Microdomain [Ca²⁺] near ryanodine receptors as reported by L-type Ca²⁺ and Na+/Ca²⁺ exchange currents

Abstract

During Ca²⁺ release from the sarcoplasmic reticulum triggered by Ca²⁺ influx through L-type Ca²⁺ channels (LTCCs), [Ca²⁺] near release sites ([Ca²⁺]nrs) temporarily exceeds global cytosolic [Ca²⁺]. [Ca²⁺]nrs can at present not be measured directly but the Na+/Ca2+ exchanger (NCX) near release sites and LTCCs also experience [Ca²⁺]nrs. We have tested the hypothesis that ICaL and INCX could be calibrated to report [Ca²⁺]nrs and would report different time course and values for local [Ca²⁺]. Experiments were performed in pig ventricular myocytes (whole-cell voltage-clamp, Fluo-3 to monitor global cytosolic [Ca²⁺], 37◦C). [Ca²⁺]nrs-dependent inactivation of ICaL during a step to +10 mV peaked around 10 ms.
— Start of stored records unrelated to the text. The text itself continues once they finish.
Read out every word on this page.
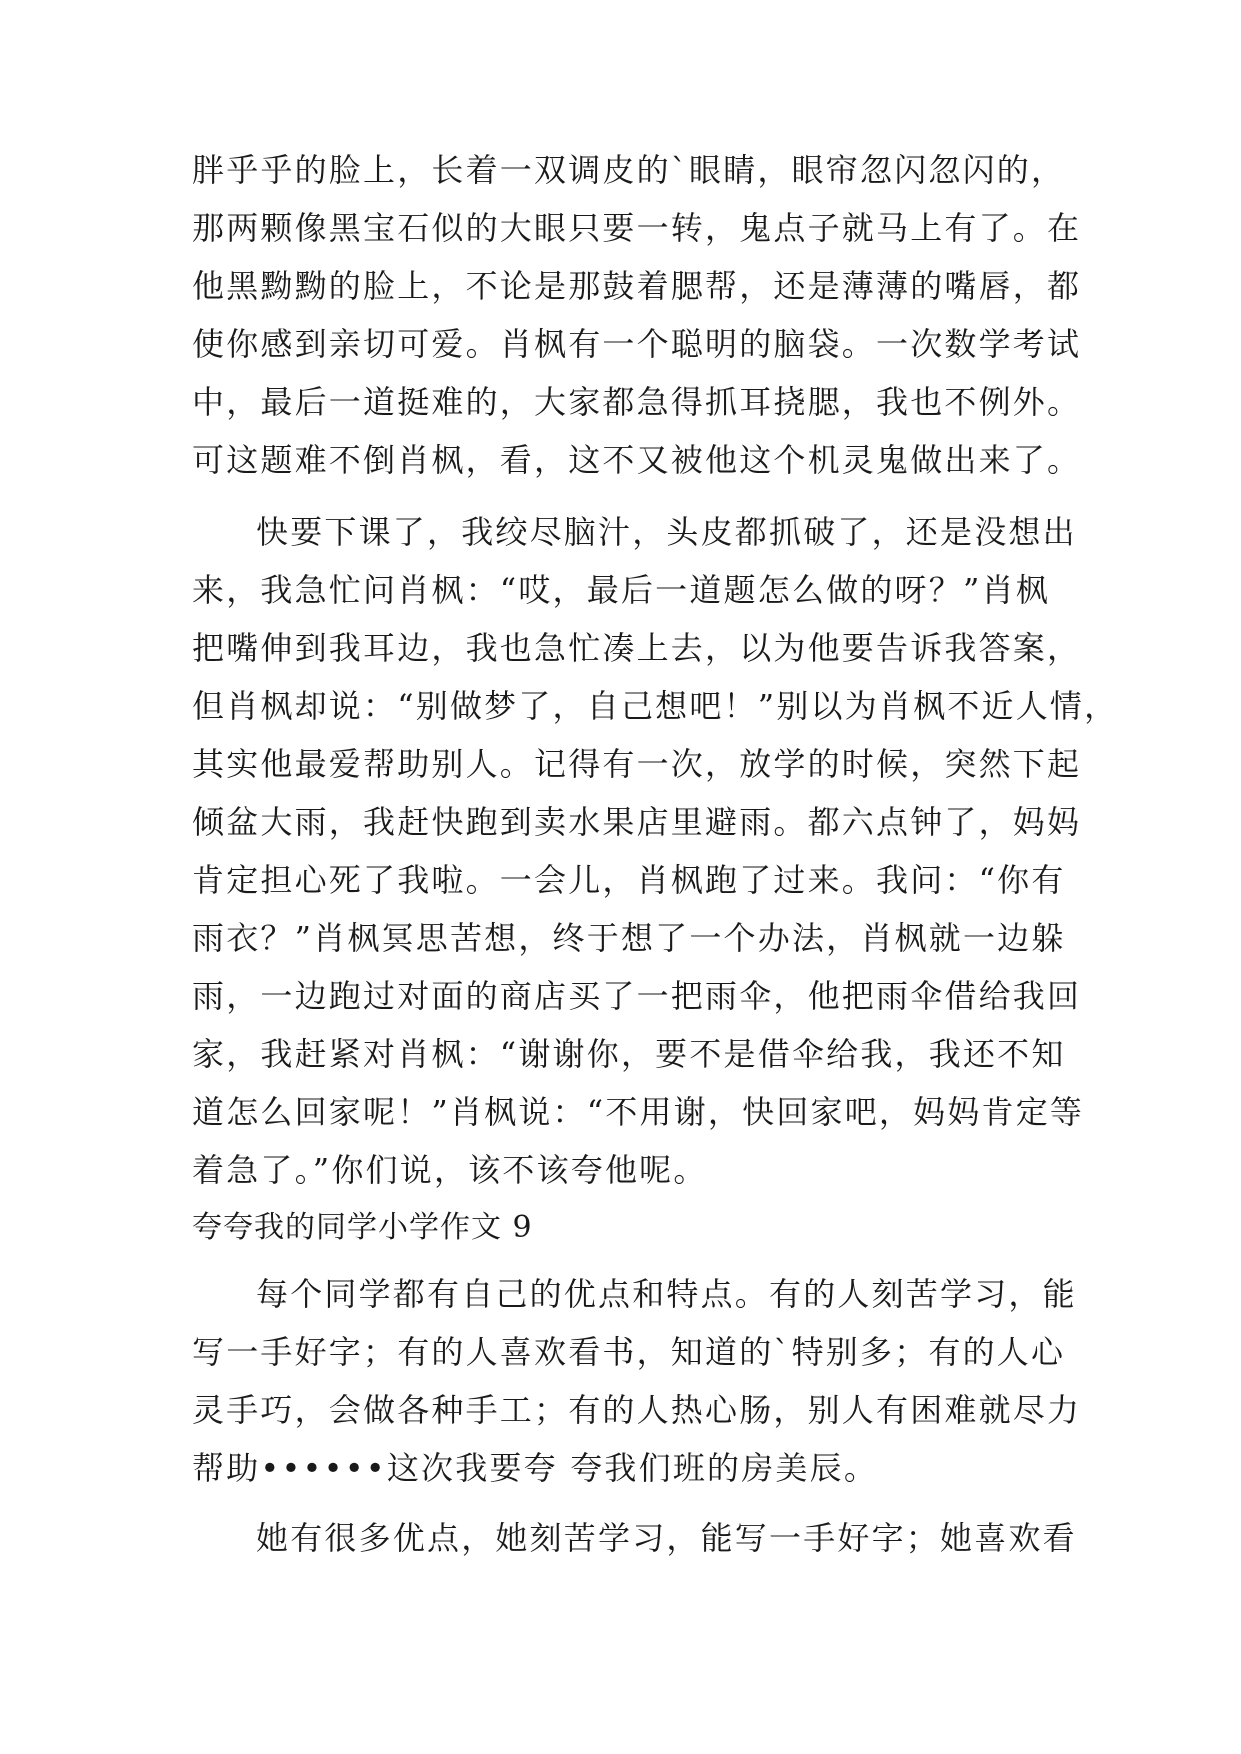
胖乎乎的脸上，长着一双调皮的`眼睛，眼帘忽闪忽闪的，
那两颗像黑宝石似的大眼只要一转，鬼点子就马上有了。在
他黑黝黝的脸上，不论是那鼓着腮帮，还是薄薄的嘴唇，都
使你感到亲切可爱。肖枫有一个聪明的脑袋。一次数学考试
中，最后一道挺难的，大家都急得抓耳挠腮，我也不例外。
可这题难不倒肖枫，看，这不又被他这个机灵鬼做出来了。
快要下课了，我绞尽脑汁，头皮都抓破了，还是没想出
来，我急忙问肖枫：“哎，最后一道题怎么做的呀？”肖枫
把嘴伸到我耳边，我也急忙凑上去，以为他要告诉我答案，
但肖枫却说：“别做梦了，自己想吧！”别以为肖枫不近人情，
其实他最爱帮助别人。记得有一次，放学的时候，突然下起
倾盆大雨，我赶快跑到卖水果店里避雨。都六点钟了，妈妈
肯定担心死了我啦。一会儿，肖枫跑了过来。我问：“你有
雨衣？”肖枫冥思苦想，终于想了一个办法，肖枫就一边躲
雨，一边跑过对面的商店买了一把雨伞，他把雨伞借给我回
家，我赶紧对肖枫：“谢谢你，要不是借伞给我，我还不知
道怎么回家呢！”肖枫说：“不用谢，快回家吧，妈妈肯定等
着急了。”你们说，该不该夸他呢。
夸夸我的同学小学作文 9
每个同学都有自己的优点和特点。有的人刻苦学习，能
写一手好字；有的人喜欢看书，知道的`特别多；有的人心
灵手巧，会做各种手工；有的人热心肠，别人有困难就尽力
帮助••••••这次我要夸 夸我们班的房美辰。
她有很多优点，她刻苦学习，能写一手好字；她喜欢看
For INCX we computationally isolateda current fraction activated by [Ca²⁺]nrs; values were maximal at 10 ms into depolarization. The recovery of [Ca²⁺]nrs was comparable with both reporters (>90% within 50 ms). Calibration yielded maximal values for [Ca²⁺]nrs between 10 and 15 μmol l⁻¹ with both methods. When applied to a step to less positive potentials (-30 to -20 mV), the time course of [Ca²⁺]nrs was slower but peak values were not very different. In conclusion, both ICaL inactivation and INCX activation, using a subcomponent analysis, can be used to report dynamic changes of [Ca²⁺]nrs. Absolute values obtained by these different methods are within the same range, suggesting that they are reporting on a similar functional compartment near ryanodine receptors. Comparable [Ca²⁺]nrs at +10 mV and -20 mV suggests that, although the number of activated release sites differs at these potentials, local gradients at release sites can reach similar values.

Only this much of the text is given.